This situation has caused concern among tourists, particularly foreigners, who fear visiting Langkawi.
The Malaysian Ministry of Tourism, Arts, and Culture (MOTAC) has received complaints from tourists regarding the abuse of power by some government officials in Langkawi.
According to Tourism, Arts and Culture Minister Datuk Seri Tiong King Sing, some government officials have allegedly acted as “little Napoleons” by pressuring tourists on dress code and alcohol consumption.
They are not Muslims, but even buying alcohol and wearing shorts are prohibited. The minister of state needs to clarify the whole matter.
The situation has caused concern among tourists, particularly foreigners, who fear visiting Langkawi.
MPs Clash Over Dress Code And Alchohol Issue in Langkawi
During a recent session in Parliament, Tiong brought up the issue and directed it towards Langkawi MP Datuk Mohd Suhaimi Abdullah.
Tiong called on the Kedah state government to work closely with his ministry to address the issue.
He added that it would be helpful if the Kedah Mentri Besar could explain this issue, as it would make things easier for tourists.
In response to Tiong’s statement, Mohd Suhaimi retorted: “Who complained about not being able to wear shorts? You should not provoke the issue of shorts in this way.”

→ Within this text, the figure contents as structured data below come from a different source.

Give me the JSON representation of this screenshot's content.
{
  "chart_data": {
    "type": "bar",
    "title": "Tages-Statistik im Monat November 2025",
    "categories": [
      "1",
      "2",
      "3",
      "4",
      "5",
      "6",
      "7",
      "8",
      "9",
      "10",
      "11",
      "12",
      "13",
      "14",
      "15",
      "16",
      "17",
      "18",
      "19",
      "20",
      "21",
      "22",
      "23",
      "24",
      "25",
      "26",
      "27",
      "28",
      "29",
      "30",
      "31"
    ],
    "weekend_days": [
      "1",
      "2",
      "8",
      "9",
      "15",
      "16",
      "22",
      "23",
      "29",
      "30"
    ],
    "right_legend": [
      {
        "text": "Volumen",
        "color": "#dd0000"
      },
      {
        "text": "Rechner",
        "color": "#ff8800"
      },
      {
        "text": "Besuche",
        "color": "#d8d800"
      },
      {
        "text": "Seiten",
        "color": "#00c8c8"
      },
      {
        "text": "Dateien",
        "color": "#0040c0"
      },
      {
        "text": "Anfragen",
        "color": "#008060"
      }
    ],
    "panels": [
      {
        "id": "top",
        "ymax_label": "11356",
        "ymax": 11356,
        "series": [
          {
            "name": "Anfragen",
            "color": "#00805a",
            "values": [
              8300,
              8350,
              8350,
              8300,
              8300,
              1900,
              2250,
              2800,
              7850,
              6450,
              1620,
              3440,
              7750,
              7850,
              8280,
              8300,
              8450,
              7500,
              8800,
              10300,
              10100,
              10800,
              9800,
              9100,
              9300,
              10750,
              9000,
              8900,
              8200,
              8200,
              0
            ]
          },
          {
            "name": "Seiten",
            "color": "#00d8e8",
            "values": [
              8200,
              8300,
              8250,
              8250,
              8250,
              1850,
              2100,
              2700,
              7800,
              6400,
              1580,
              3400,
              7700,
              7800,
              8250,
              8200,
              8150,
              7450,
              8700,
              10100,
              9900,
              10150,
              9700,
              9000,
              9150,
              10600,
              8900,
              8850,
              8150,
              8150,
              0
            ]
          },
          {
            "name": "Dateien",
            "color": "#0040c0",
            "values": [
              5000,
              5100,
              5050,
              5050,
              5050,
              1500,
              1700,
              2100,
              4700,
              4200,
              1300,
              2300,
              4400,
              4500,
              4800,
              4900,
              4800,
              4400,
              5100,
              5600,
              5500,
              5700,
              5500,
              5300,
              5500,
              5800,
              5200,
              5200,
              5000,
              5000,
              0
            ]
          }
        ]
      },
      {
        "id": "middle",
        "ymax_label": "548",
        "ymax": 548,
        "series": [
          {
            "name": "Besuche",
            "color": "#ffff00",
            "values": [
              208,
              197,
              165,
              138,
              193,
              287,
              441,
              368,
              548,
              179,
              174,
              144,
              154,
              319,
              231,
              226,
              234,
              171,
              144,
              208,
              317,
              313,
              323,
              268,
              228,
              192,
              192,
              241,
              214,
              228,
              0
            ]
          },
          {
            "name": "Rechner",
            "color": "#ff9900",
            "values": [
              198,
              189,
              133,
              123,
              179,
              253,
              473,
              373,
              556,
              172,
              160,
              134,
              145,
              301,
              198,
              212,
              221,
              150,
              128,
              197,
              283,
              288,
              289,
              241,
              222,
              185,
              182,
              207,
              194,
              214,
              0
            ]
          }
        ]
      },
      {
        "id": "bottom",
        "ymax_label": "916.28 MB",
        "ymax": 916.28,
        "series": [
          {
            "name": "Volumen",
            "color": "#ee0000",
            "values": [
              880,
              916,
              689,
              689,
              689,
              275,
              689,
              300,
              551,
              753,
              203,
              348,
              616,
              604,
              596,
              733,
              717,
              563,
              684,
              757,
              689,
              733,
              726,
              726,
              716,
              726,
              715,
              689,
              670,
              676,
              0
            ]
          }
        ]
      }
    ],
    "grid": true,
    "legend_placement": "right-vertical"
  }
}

Minister Urges Cooperation in Promoting Tourism
Tiong emphasized that promoting tourism is a joint effort and urged against politicizing the matter for personal gain.
He believes that the federal and state governments should cooperate to promote and develop domestic tourism.
As the situation in Langkawi continues to unfold, it remains to be seen what measures will be taken to address this issue and restore tourists’ confidence in the island’s tourism industry.
The incident originated when Mohd Suhaimi first pointed the finger at the Ministry of Youth and Sports, criticizing the Ministry for excluding Langkawi from Le Tour De Langkawi 2023.
In the past, there have been discussions and debates surrounding the sale and consumption of alcohol in Langkawi, particularly about its impact on tourism and society.
Langkawi’s Duty-Free Status and Shopping Scene: What Visitors Need to Know
In addition to its natural attractions, Langkawi is a popular destination for shopping and dining, thanks partly to its duty-free status.
Langkawi’s duty-free status was introduced in 1987 as part of the Malaysian government’s efforts to promote tourism and economic development.
Visitors can find a variety of alcoholic beverages, including beer, wine, and spirits, at duty-free shops throughout the island.
This has made Langkawi a popular destination for tourists purchasing duty-free goods.
However, being aware of the liquor allowances and applicable restrictions is important.
Aku tak tau la kan, tapi masa aku balik kl dari Langkawi dulu, aku bawa 3 liter arak lepas tu brader Kastam tu berborak elok elok je dgn aku bgtau yg sorang boleh bawa 1 liter je, kalau lebih kena cukai. Dia siap tanya aku sorang je ke, klu dgn kawan boleh suruh diorg bawakkan.— secebis San (@secebisan) August 20, 2023
To bring alcohol out of Langkawi, it is required to have stayed in Langkawi for a minimum of 48 hours.
Travellers can bring one litre of alcohol from Langkawi without paying any duty.
There are no specific limits on the amount of chocolates that can be brought out of Langkawi, as long as the total purchase of duty-free items does not exceed RM1,000 per person.